Dans ce contexte, la méconnaissance des faits historiques rend toute analogie directe avec une intervention en Iran inexacte, et voici pourquoi :

Dans le cas de la guerre en Iran, ce sont les États-Unis qui sont les assaillants, et non l’OTAN. Lors de la guerre du Kosovo, c’est l’OTAN, à la suite d’une décision politique des pays membres, qui a choisi d’intervenir contre la Serbie. Personne n’a été contraint d’appeler les autres membres à l’aide, puisqu’il s’agissait d’une décision collective visant à mettre fin à un conflit au cœur de l’Europe.

Conclusion : faits, interprétations et controverses

En conclusion, lorsque le président Trump affirme que les États-Unis sont exploités par l’OTAN et l’Europe, cela est inexact. Lorsqu’il dit que l’OTAN n’est jamais intervenue pour soutenir les États-Unis, c’est également faux.
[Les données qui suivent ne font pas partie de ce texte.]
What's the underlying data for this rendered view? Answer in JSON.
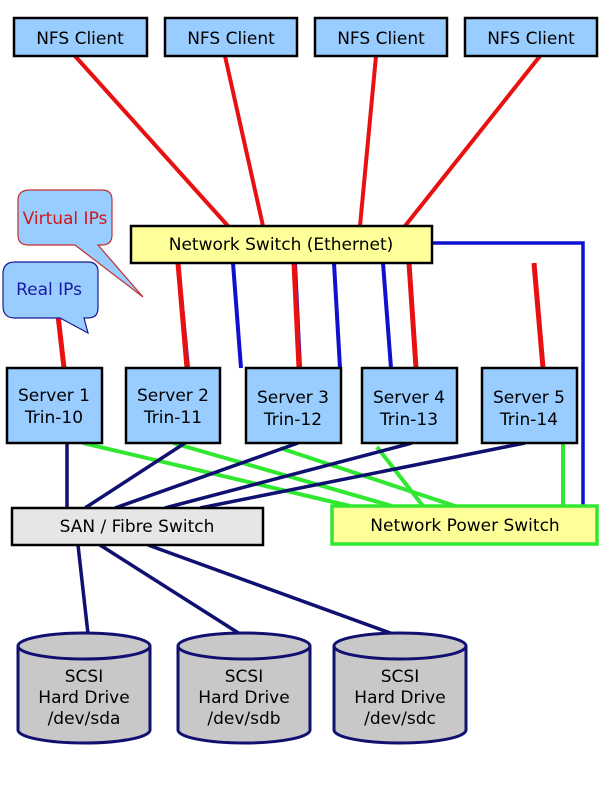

Et lorsqu’il réclame une aide de l’OTAN pour une intervention en Iran, en considérant que cela relèverait de son mandat, c’est aussi erroné, puisque cela ne correspond pas aux fondements ni aux règles de fonctionnement de l’Alliance.

Dans ce contexte, et comme plusieurs de ses déclarations reposent sur des interprétations contestables des faits, on peut rappeler une formule déjà utilisée par son ancienne secrétaire de presse lors de son premier mandat : le président Trump ne ment pas, il propose des « faits alternatifs ».